As a result of its new status as a listed company, in 2015 the Articles of Association and the Terms of Reference of the Shareholders’ Meeting and the Board of Directors were drafted, which define the Company’s corporate governance model. All the rules governing the Company’s operation are in line with the Law on Corporations, as amended in December 2014 to incorporate improvements in corporate governance, especially in the case of listed companies.
Furthermore, these governance rules include most of the applicable recommendations on corporate governance, the new Corporate Governance Code for listed companies published in February 2015.
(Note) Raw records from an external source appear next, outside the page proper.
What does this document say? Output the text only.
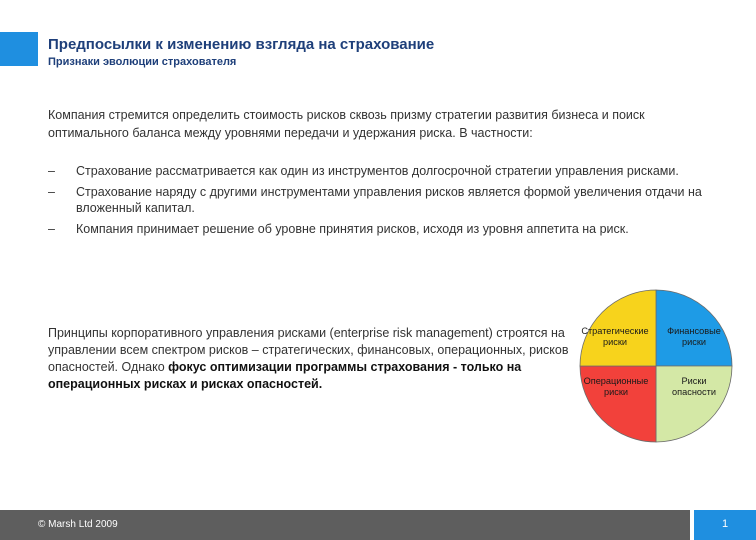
Предпосылки к изменению взгляда на страхование
Признаки эволюции страхователя
Компания стремится определить стоимость рисков сквозь призму стратегии развития бизнеса и поиск оптимального баланса между уровнями передачи и удержания риска. В частности:
–	Страхование рассматривается как один из инструментов долгосрочной стратегии управления рисками.
–	Страхование наряду с другими инструментами управления рисков является формой увеличения отдачи на вложенный капитал.
–	Компания принимает решение об уровне принятия рисков, исходя из уровня аппетита на риск.
Принципы корпоративного управления рисками (enterprise risk management) строятся на управлении всем спектром рисков – стратегических, финансовых, операционных, рисков опасностей. Однако фокус оптимизации программы страхования - только на операционных рисках и рисках опасностей.
Стратегические риски
Финансовые риски
Риски опасности
Операционные риски
© Marsh Ltd 2009	1
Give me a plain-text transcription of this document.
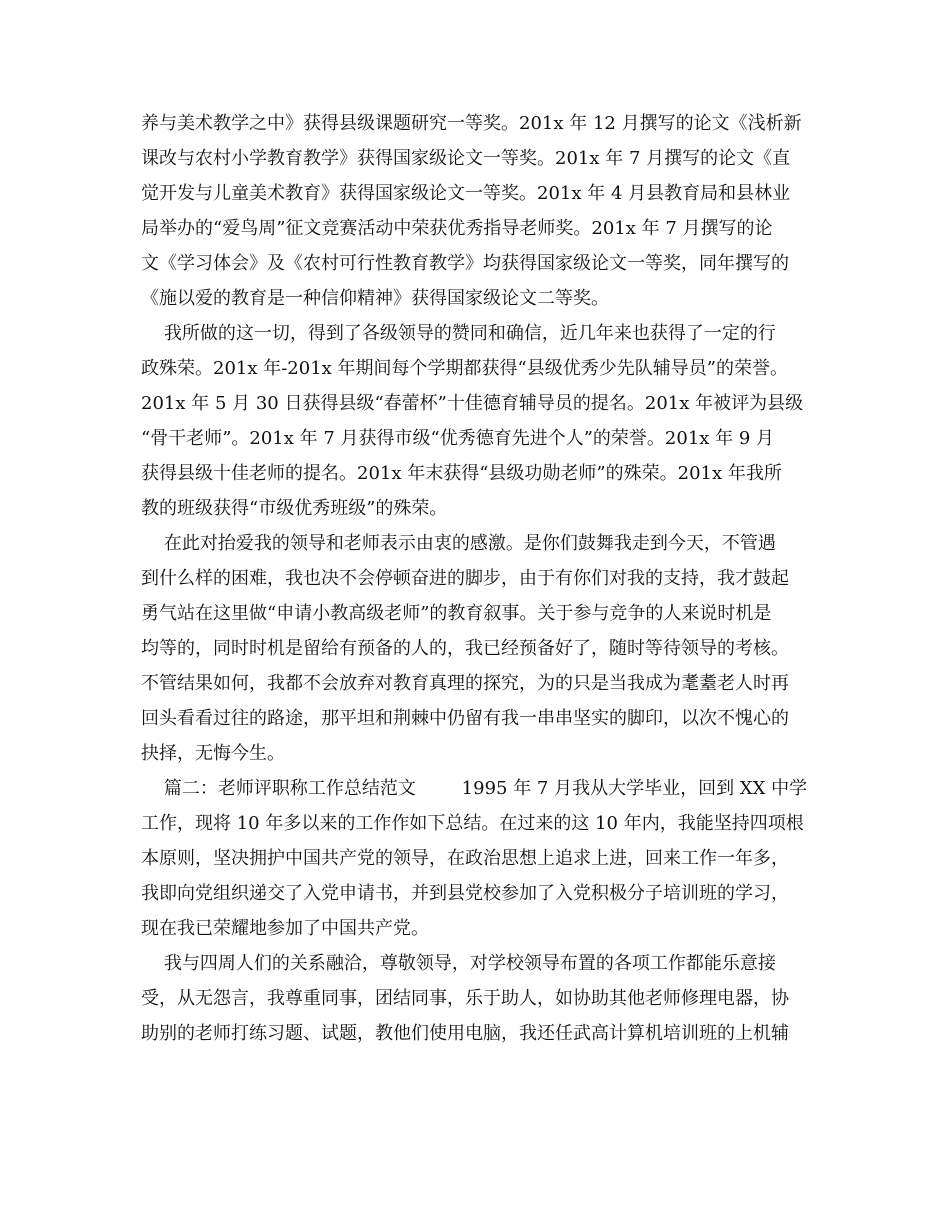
养与美术教学之中》获得县级课题研究一等奖。201x 年 12 月撰写的论文《浅析新
课改与农村小学教育教学》获得国家级论文一等奖。201x 年 7 月撰写的论文《直
觉开发与儿童美术教育》获得国家级论文一等奖。201x 年 4 月县教育局和县林业
局举办的“爱鸟周”征文竞赛活动中荣获优秀指导老师奖。201x 年 7 月撰写的论
文《学习体会》及《农村可行性教育教学》均获得国家级论文一等奖，同年撰写的
《施以爱的教育是一种信仰精神》获得国家级论文二等奖。
我所做的这一切，得到了各级领导的赞同和确信，近几年来也获得了一定的行
政殊荣。201x 年-201x 年期间每个学期都获得“县级优秀少先队辅导员”的荣誉。
201x 年 5 月 30 日获得县级“春蕾杯”十佳德育辅导员的提名。201x 年被评为县级
“骨干老师”。201x 年 7 月获得市级“优秀德育先进个人”的荣誉。201x 年 9 月
获得县级十佳老师的提名。201x 年末获得“县级功勋老师”的殊荣。201x 年我所
教的班级获得“市级优秀班级”的殊荣。
在此对抬爱我的领导和老师表示由衷的感激。是你们鼓舞我走到今天，不管遇
到什么样的困难，我也决不会停顿奋进的脚步，由于有你们对我的支持，我才鼓起
勇气站在这里做“申请小教高级老师”的教育叙事。关于参与竞争的人来说时机是
均等的，同时时机是留给有预备的人的，我已经预备好了，随时等待领导的考核。
不管结果如何，我都不会放弃对教育真理的探究，为的只是当我成为耄耋老人时再
回头看看过往的路途，那平坦和荆棘中仍留有我一串串坚实的脚印，以次不愧心的
抉择，无悔今生。
篇二：老师评职称工作总结范文        1995 年 7 月我从大学毕业，回到 XX 中学
工作，现将 10 年多以来的工作作如下总结。在过来的这 10 年内，我能坚持四项根
本原则，坚决拥护中国共产党的领导，在政治思想上追求上进，回来工作一年多，
我即向党组织递交了入党申请书，并到县党校参加了入党积极分子培训班的学习，
现在我已荣耀地参加了中国共产党。
我与四周人们的关系融洽，尊敬领导，对学校领导布置的各项工作都能乐意接
受，从无怨言，我尊重同事，团结同事，乐于助人，如协助其他老师修理电器，协
助别的老师打练习题、试题，教他们使用电脑，我还任武高计算机培训班的上机辅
Thus, a compact and experienced Board was formed, oriented towards implementing the strategy, in which proprietary and independent directors are in the majority, with four independent directors on the nine-member Board.
In order to strengthen good corporate governance practices, policies were approved in early 2016 on communication and contacts with shareholders, institutional investors and proxy advisers, and for the selection of directors.
Independent directors:
Proprietary directors:
Executive Director:
Non-Executive Secretary:
Deputy Non-Executive Secretary:
As for diversity, the Board of Directors plans to increase the presence of women on the Board. To that end, the Director of Selection Policy will seek to prioritise a balance of women and men on the Board of Directors, and therefore states that the Company must endeavour, in the shortest possible time by no later than the end of 2020, that the less represented gender form at least thirty percent of all members of the Board of Directors.
Committees of the Board of Directors
The Cellnex governance bodies are supplemented by the Audit and Control Committee (CAC) and the Appointments and Remuneration Committee (CNR), both composed of non-executive directors, mostly independent. Note also that the Board’s committees are chaired by independent directors.
The responsibilities and function of the Audit and Control Committee, and Appointments and Remuneration Committee, are set out in the Terms of Reference of the Board of Directors.